Whew, done. There we go, night fighter 🙂 Just kidding, but for zenithal, you really want a fully primed model, in all the nooks and crannies. Next you choose the darkest version of your color and . . .
I chose Hull Red as my color. Now while I’m using an airbrush, zenithal works for different shades of primer too, so if you’ve got a scale, you can use this technique. Now while it might look like I hit all his nooks and crannies, I actually painted at a straight level and slightly above. This leaves the black primer on the very underside parts, exactly where you’d expect the deepest shadows.

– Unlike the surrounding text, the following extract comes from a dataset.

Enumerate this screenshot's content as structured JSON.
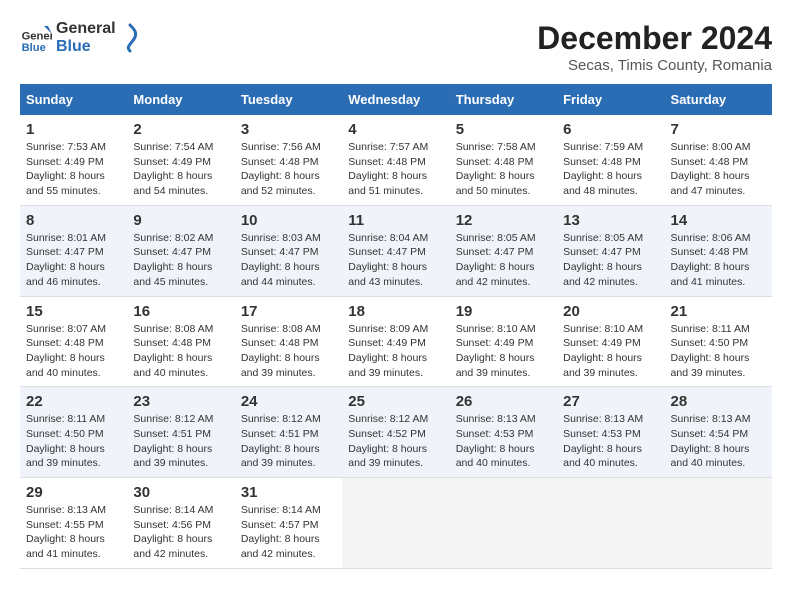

The next step up is using the scarlet red at an above angle, and not dropping below a 45 degree angle. This is the last application of zenithal, and you can really see how the automatic highlighting is working. Now I made a mistake in that I used the overhead, but didn’t choose a direction (from the right or left). It still works, but it’s just not as effective. Learn from my screw-ups!
Here you can see where I had to abandon the idea of using only washes to paint him (it was worth a try). A red wash has been applied to the plates, and that works well, but the metal plates I wanted to make darker didn’t go down enough. But I did notice an interesting effect on the reds, and the PP Armor Wash created an interesting effect.

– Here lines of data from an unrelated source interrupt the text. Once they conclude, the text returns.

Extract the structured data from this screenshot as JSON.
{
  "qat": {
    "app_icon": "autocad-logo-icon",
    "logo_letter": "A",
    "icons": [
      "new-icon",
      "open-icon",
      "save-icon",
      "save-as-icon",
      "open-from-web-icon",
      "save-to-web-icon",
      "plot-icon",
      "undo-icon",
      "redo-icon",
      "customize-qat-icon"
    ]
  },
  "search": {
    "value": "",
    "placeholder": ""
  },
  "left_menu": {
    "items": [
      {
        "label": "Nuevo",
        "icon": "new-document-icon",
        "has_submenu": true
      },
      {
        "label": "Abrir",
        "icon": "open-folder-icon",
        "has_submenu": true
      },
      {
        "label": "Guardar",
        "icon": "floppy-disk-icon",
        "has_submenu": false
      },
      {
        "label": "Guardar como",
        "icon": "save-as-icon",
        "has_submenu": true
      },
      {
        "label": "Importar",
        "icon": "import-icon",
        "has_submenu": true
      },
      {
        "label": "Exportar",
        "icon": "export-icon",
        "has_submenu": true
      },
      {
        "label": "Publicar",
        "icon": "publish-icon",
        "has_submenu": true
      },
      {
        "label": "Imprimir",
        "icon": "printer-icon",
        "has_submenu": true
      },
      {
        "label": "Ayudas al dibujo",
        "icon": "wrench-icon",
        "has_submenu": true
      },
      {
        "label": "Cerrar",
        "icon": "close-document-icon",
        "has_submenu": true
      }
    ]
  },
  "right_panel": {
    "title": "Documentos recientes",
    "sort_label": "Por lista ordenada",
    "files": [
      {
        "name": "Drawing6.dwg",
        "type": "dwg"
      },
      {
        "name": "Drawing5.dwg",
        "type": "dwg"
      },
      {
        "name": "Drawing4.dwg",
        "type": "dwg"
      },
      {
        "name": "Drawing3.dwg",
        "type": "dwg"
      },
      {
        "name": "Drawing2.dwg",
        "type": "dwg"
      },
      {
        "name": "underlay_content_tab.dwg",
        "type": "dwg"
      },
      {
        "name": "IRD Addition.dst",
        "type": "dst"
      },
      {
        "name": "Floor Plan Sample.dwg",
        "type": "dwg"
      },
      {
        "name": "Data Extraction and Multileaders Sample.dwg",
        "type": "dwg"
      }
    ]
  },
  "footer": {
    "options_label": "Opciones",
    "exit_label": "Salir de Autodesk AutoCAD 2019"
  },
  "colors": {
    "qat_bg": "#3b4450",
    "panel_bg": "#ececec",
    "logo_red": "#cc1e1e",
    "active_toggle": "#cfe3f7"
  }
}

So with my new plan to wash the whole mini in Armor Wash, I went ahead and blocked out the brass and silver parts, as well as Cryx Bane Base on the shoulder pads. Now if you’re going for the classic red Khador look, stop touching the red plates. They rock, they’re rich, they’re pretty. Me? I want to see what happens when Armor Wash goes big!
Shiny! I actually quite like the effect, but a lot of folks will find the red too dark. It’s definitely too shiny. Let’s see what we can do about that.
Satin finish does the job and brings down the shine. Digging it now. But . . . that red could stand to be a little deeper . . .
Another red wash on the plates, and carefully-painted heartfire in both his eyes and firebox. Only one thing left . . . basing and photoing!
A bit of forest, a few leaves, and you have a Khador jack, dark and brooding, ready to pound you to make himself feel!
Time to paint this model (including dry times): 3 hours. And that’s with me getting experimental and not rolling with a logical pathway first. If you went with the brighter red and didn’t have to satin down the shine, you can cut an hour off. It took longer for the basing to dry!
Remember, you can win this Kodiak and far more by donating to the charity raffle being held by Dark Omen Gaming: Boost for a Cure!